You can see what IP addresses have been blocked by going to /antispam/blocks
but your ApplicationController.rb must respond to is_admin?
function.
Add this line to your application's Gemfile:
gem 'antispam'
And then execute:
$ bundle
Or install it yourself as:
$ gem install antispam
$ rails antispam:install:migrations
$ rails db:migrate SCOPE=antispam
The gem depends on image_processing, which depends on vips. We are using vips to generate captcha images.
sudo apt install libvips-tools
You need to add this to your routes.rb
mount Antispam::Engine => "/antispam"
Then add to your application controller:
before_action do
check_ip_against_database(ip_blacklists: {default: 'your_api_key_here'}, verbose: true)
end
After checking out the repo, run bin/setup
to install dependencies. Then, run rake spec
to run the tests.

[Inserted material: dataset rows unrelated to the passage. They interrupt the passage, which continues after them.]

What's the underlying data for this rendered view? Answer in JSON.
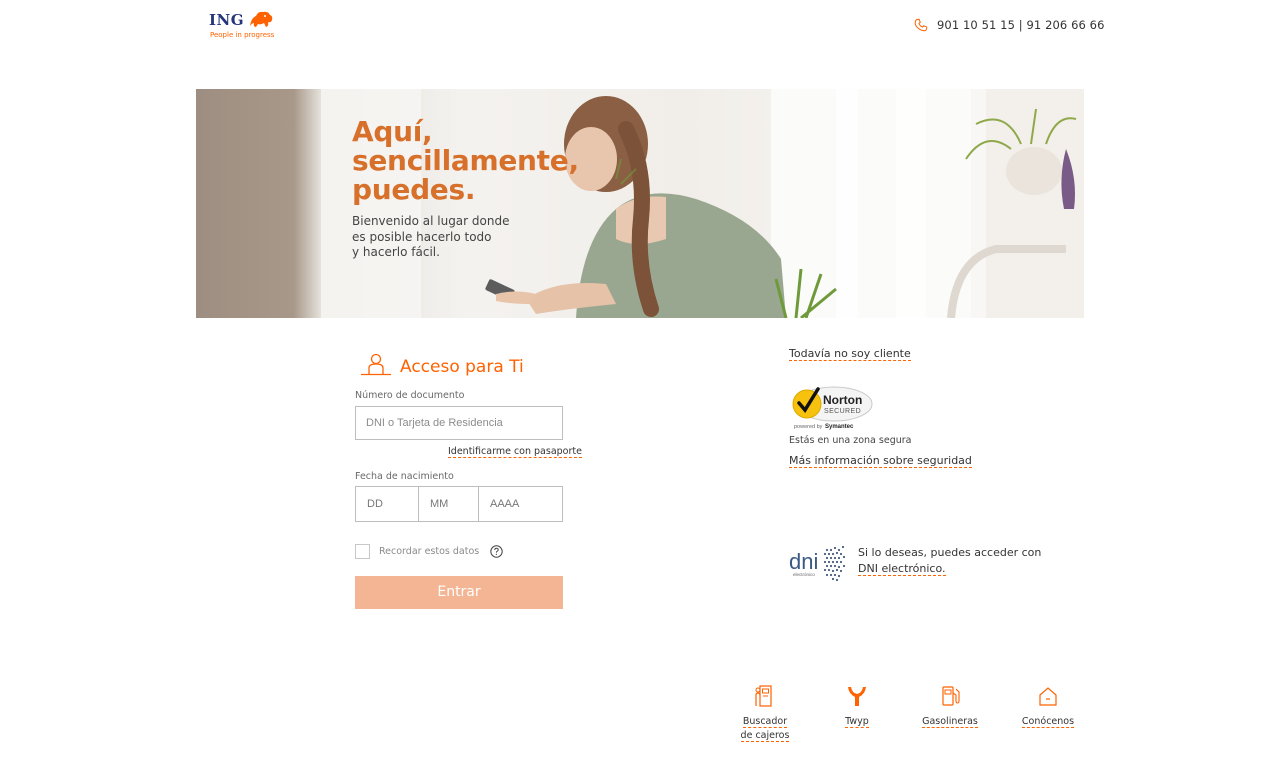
{
  "header": {
    "logo_text": "ING",
    "logo_tagline": "People in progress",
    "phone": "901 10 51 15 | 91 206 66 66"
  },
  "hero": {
    "title": "Aquí,\nsencillamente,\npuedes.",
    "subtitle": "Bienvenido al lugar donde\nes posible hacerlo todo\ny hacerlo fácil."
  },
  "login": {
    "title": "Acceso para Ti",
    "document_label": "Número de documento",
    "document_placeholder": "DNI o Tarjeta de Residencia",
    "passport_link": "Identificarme con pasaporte",
    "birth_label": "Fecha de nacimiento",
    "day_placeholder": "DD",
    "month_placeholder": "MM",
    "year_placeholder": "AAAA",
    "remember_label": "Recordar estos datos",
    "submit_label": "Entrar"
  },
  "side": {
    "not_client_link": "Todavía no soy cliente",
    "norton_brand": "Norton",
    "norton_secured": "SECURED",
    "norton_powered": "powered by",
    "norton_symantec": "Symantec",
    "secure_zone": "Estás en una zona segura",
    "security_link": "Más información sobre seguridad",
    "dni_logo_text": "dni",
    "dni_logo_sub": "electrónico",
    "dni_text": "Si lo deseas, puedes acceder con ",
    "dni_link": "DNI electrónico."
  },
  "footer": {
    "atm": "Buscador\nde cajeros",
    "twyp": "Twyp",
    "gas": "Gasolineras",
    "about": "Conócenos"
  },
  "colors": {
    "brand_orange": "#ff6200",
    "hero_orange": "#d7702a",
    "button_disabled": "#f3b593",
    "ing_blue": "#25347b"
  }
}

You can also run bin/console
for an interactive prompt that will allow you to experiment.
To install this gem onto your local machine, run bundle exec rake install
. To release a new version, update the version number in version.rb
, and then run bundle exec rake release
, which will create a git tag for the version, push git commits and tags, and push the .gem
file to rubygems.org.
Bug reports and pull requests are welcome on GitHub at https://github.com/ryankopf/antispam. This project is intended to be a safe, welcoming space for collaboration, and contributors are expected to adhere to the code of conduct.
The gem is available as open source under the terms of the MIT License.
Everyone interacting in the Antispam project's codebases, issue trackers, chat rooms and mailing lists is expected to follow the code of conduct.
THE SUBJECT SOFTWARE IS PROVIDED "AS IS" WITHOUT ANY WARRANTY OF ANY KIND, EITHER EXPRESSED, IMPLIED, OR STATUTORY, INCLUDING, BUT NOT LIMITED TO, ANY WARRANTY THAT THE SUBJECT SOFTWARE WILL CONFORM TO SPECIFICATIONS, ANY IMPLIED WARRANTIES OF MERCHANTABILITY, FITNESS FOR A PARTICULAR PURPOSE, OR FREEDOM FROM INFRINGEMENT, ANY WARRANTY THAT THE SUBJECT SOFTWARE WILL BE ERROR FREE, OR ANY WARRANTY THAT DOCUMENTATION, IF PROVIDED, WILL CONFORM TO THE SUBJECT SOFTWARE. THIS SOFTWARE IS PROVIDED "AS IS." IF YOUR JURISDICTION DOES NOT ALLOW THESE LIMITATIONS THEN YOU MAY NOT USE THE SOFTWARE.